To Scale or Not to Scale: Is This the Question?

Growth! I’m not sure if anyone else thinks of growth as much as I do but we all act on our perceptions of growth in different ways. If only growth was as systematic as the sapling is destined to be a mighty tree. If you think about it the same risks that pose threat to the sapling endanger the way we grow. Whether as a society, organization, family or economy.

The growth that keeps me up most nights is the thought of career growth. I wish it was only as simple as me having an interpersonal conversation with myself that asks me how I want to grow and what I want to grow into. The more complex question I’ve found myself asking is WHY. Why do I want to move up the food chain? To make more money? Growth is something that always has and will be apart of me and the human race as a whole. This line of questioning has made me ponder why do organizations always push to be better and to grow more and to make more than the year before? Is growth necessary for survival?

The psychological impact of exponential growth is seldom appreciated. Suppose that some ultimate physical limit stands in the way of a quantity that is growing exponentially. In all previous time before the limit is approached, the quantity is much smaller than the limit. The very existence of the limit may be unrealized. No clash between the growing quantity and the limit forces attention to the eventual pressures that must arise. Then suddenly, within one doubling interval, the quantity grows from half the limit to the limit. The stresses from over expansion become highly visible; they can no longer be ignored. If the pressures created by approach to be limit are not great enough to suppress growth, then growth continues until the limit has been overstepped far enough to generate forces sufficient to inhibit growth. – Larry E. Greiner

Organizational growth seems to materialize in the minds of the executive hierarchy at the top of the corporate food chain. But why scaling versus maintaining competitive advantage?  To scale isn’t the right question to ask. An honest assessment of the repercussions of scaling an organization must be determined. Many times executive leadership has a warped gauge of the impact that scaling has on their employees in real time. Although growing pains are a natural part of growth they can cripple and cause severe pain and discomfort. If it benefits the organization in the end then is it worth undertaking the endeavor? On the other hand should their be more awareness  and care about the emotional impact that the instability of scaling can cause?

Thus far, my corporate journey has revealed the same scaling model.

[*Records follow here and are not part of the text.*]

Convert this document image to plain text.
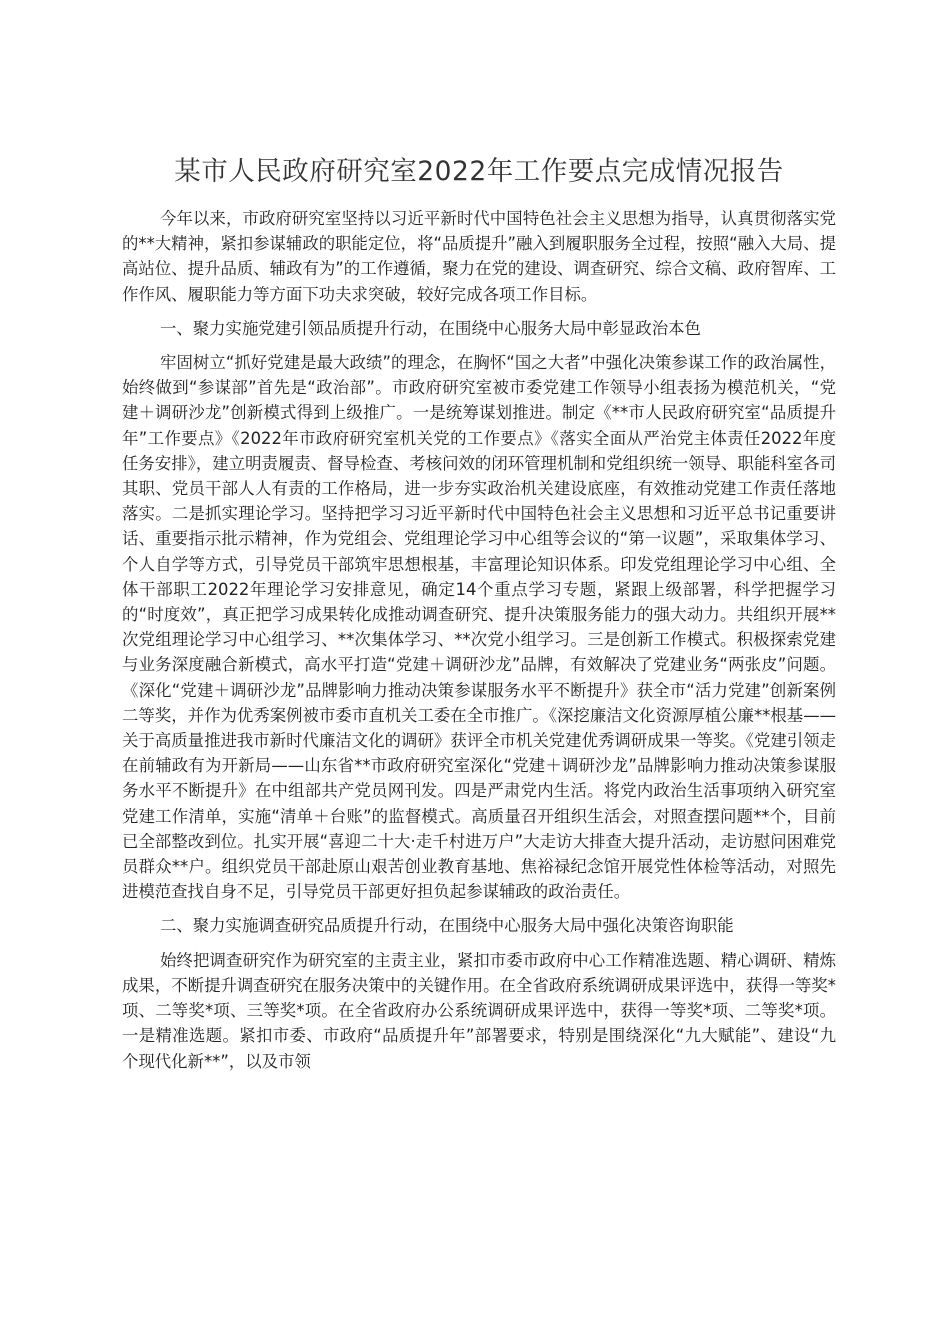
某市人民政府研究室2022年工作要点完成情况报告

今年以来，市政府研究室坚持以习近平新时代中国特色社会主义思想为指导，认真贯彻落实党的**大精神，紧扣参谋辅政的职能定位，将“品质提升”融入到履职服务全过程，按照“融入大局、提高站位、提升品质、辅政有为”的工作遵循，聚力在党的建设、调查研究、综合文稿、政府智库、工作作风、履职能力等方面下功夫求突破，较好完成各项工作目标。

一、聚力实施党建引领品质提升行动，在围绕中心服务大局中彰显政治本色

牢固树立“抓好党建是最大政绩”的理念，在胸怀“国之大者”中强化决策参谋工作的政治属性，始终做到“参谋部”首先是“政治部”。市政府研究室被市委党建工作领导小组表扬为模范机关，“党建＋调研沙龙”创新模式得到上级推广。一是统筹谋划推进。制定《**市人民政府研究室“品质提升年”工作要点》《2022年市政府研究室机关党的工作要点》《落实全面从严治党主体责任2022年度任务安排》，建立明责履责、督导检查、考核问效的闭环管理机制和党组织统一领导、职能科室各司其职、党员干部人人有责的工作格局，进一步夯实政治机关建设底座，有效推动党建工作责任落地落实。二是抓实理论学习。坚持把学习习近平新时代中国特色社会主义思想和习近平总书记重要讲话、重要指示批示精神，作为党组会、党组理论学习中心组等会议的“第一议题”，采取集体学习、个人自学等方式，引导党员干部筑牢思想根基，丰富理论知识体系。印发党组理论学习中心组、全体干部职工2022年理论学习安排意见，确定14个重点学习专题，紧跟上级部署，科学把握学习的“时度效”，真正把学习成果转化成推动调查研究、提升决策服务能力的强大动力。共组织开展**次党组理论学习中心组学习、**次集体学习、**次党小组学习。三是创新工作模式。积极探索党建与业务深度融合新模式，高水平打造“党建＋调研沙龙”品牌，有效解决了党建业务“两张皮”问题。《深化“党建＋调研沙龙”品牌影响力推动决策参谋服务水平不断提升》获全市“活力党建”创新案例二等奖，并作为优秀案例被市委市直机关工委在全市推广。《深挖廉洁文化资源厚植公廉**根基——关于高质量推进我市新时代廉洁文化的调研》获评全市机关党建优秀调研成果一等奖。《党建引领走在前辅政有为开新局——山东省**市政府研究室深化“党建＋调研沙龙”品牌影响力推动决策参谋服务水平不断提升》在中组部共产党员网刊发。四是严肃党内生活。将党内政治生活事项纳入研究室党建工作清单，实施“清单＋台账”的监督模式。高质量召开组织生活会，对照查摆问题**个，目前已全部整改到位。扎实开展“喜迎二十大·走千村进万户”大走访大排查大提升活动，走访慰问困难党员群众**户。组织党员干部赴原山艰苦创业教育基地、焦裕禄纪念馆开展党性体检等活动，对照先进模范查找自身不足，引导党员干部更好担负起参谋辅政的政治责任。

二、聚力实施调查研究品质提升行动，在围绕中心服务大局中强化决策咨询职能

始终把调查研究作为研究室的主责主业，紧扣市委市政府中心工作精准选题、精心调研、精炼成果，不断提升调查研究在服务决策中的关键作用。在全省政府系统调研成果评选中，获得一等奖*项、二等奖*项、三等奖*项。在全省政府办公系统调研成果评选中，获得一等奖*项、二等奖*项。一是精准选题。紧扣市委、市政府“品质提升年”部署要求，特别是围绕深化“九大赋能”、建设“九个现代化新**”，以及市领
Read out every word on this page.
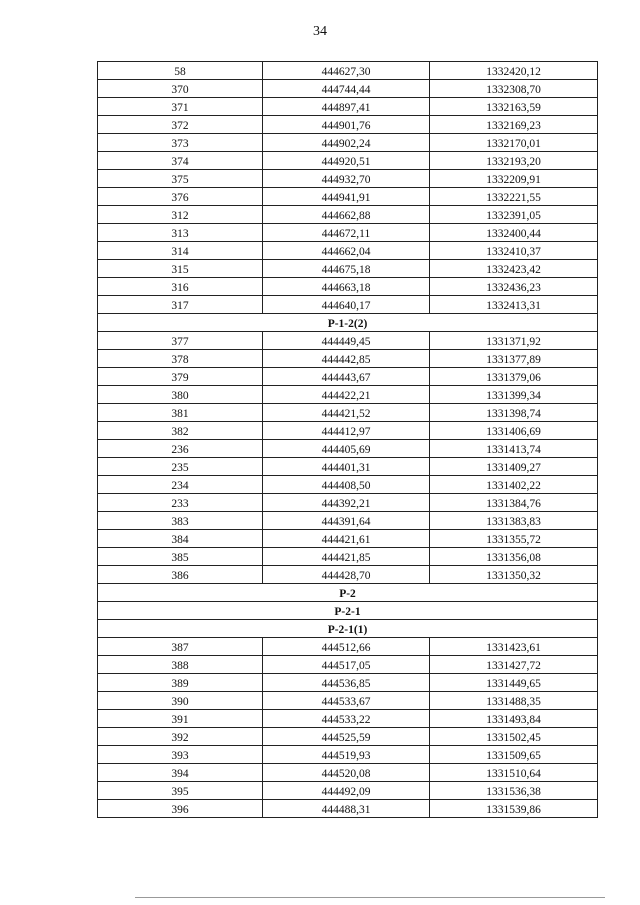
34
58	444627,30	1332420,12
370	444744,44	1332308,70
371	444897,41	1332163,59
372	444901,76	1332169,23
373	444902,24	1332170,01
374	444920,51	1332193,20
375	444932,70	1332209,91
376	444941,91	1332221,55
312	444662,88	1332391,05
313	444672,11	1332400,44
314	444662,04	1332410,37
315	444675,18	1332423,42
316	444663,18	1332436,23
317	444640,17	1332413,31
Р-1-2(2)		
377	444449,45	1331371,92
378	444442,85	1331377,89
379	444443,67	1331379,06
380	444422,21	1331399,34
381	444421,52	1331398,74
382	444412,97	1331406,69
236	444405,69	1331413,74
235	444401,31	1331409,27
234	444408,50	1331402,22
233	444392,21	1331384,76
383	444391,64	1331383,83
384	444421,61	1331355,72
385	444421,85	1331356,08
386	444428,70	1331350,32
Р-2		
Р-2-1		
Р-2-1(1)		
387	444512,66	1331423,61
388	444517,05	1331427,72
389	444536,85	1331449,65
390	444533,67	1331488,35
391	444533,22	1331493,84
392	444525,59	1331502,45
393	444519,93	1331509,65
394	444520,08	1331510,64
395	444492,09	1331536,38
396	444488,31	1331539,86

  1. Crunch the Budget – Keep costs and staff to bare minimum to allocate funding for scaling projects.
  2. Double Workloads for Salaried Employees and Managers
  3. Make Organizational Scaling Priority One Above All Other Projects –  This prevents projects that involve developing organizational infrastructure.  

My bullet points could go on and on. In essence, the commitment to organizational infrastructure is lacking. What needs to change?

  1. Infrastructure has become a luxury when in fact it is a necessity.
  2. Decision makers and key organizational drivers should consist of individuals with multiple backgrounds that differ.
  3. Decision makers and key organizational drivers must spend more time in the trenches in order to gain a real time perspective on the physiology of their organization.
  4. Potential answers to issues must be piloted and analyzed before adopted into policy.

Scaling is about transmitting the qualities of your own particular excellence. This was the upbeat, undeniable theme that infused nearly every conversation we had with people about their scaling projects: an unmistakable, irrepressible, and contagious sense of pride. I don’t mean conceit or arrogance. Rather, I mean an authentic pride. Scaling is about continuing to move ahead: If we continue to invest the effort, and stick together, then good things will keep happening. – Hayagreeva Rao

One Reply to “To Scale or Not to Scale: Is This the Question?”

  1. I appreciate your reflection on scaling up and growth both professionally and organizationally. I do believe that our society rewards people and entities that scale and are able to make things happen on a BIG level! Now on the other hand, what about people and organizations that have found their niche and are thriving exactly where they are? Are we recognizing that? Do we appreciate the fact that not everyone desires to grow, scale, and develop at the same rate as you? Who determines when growth is needed, development is desired and organizations expand. I believe these are questions we have yet to really find an answer to. I do think that once someone or organization discovered a theory or practice works and works well, it is believed that it will work everywhere, the same way. And this is not always true!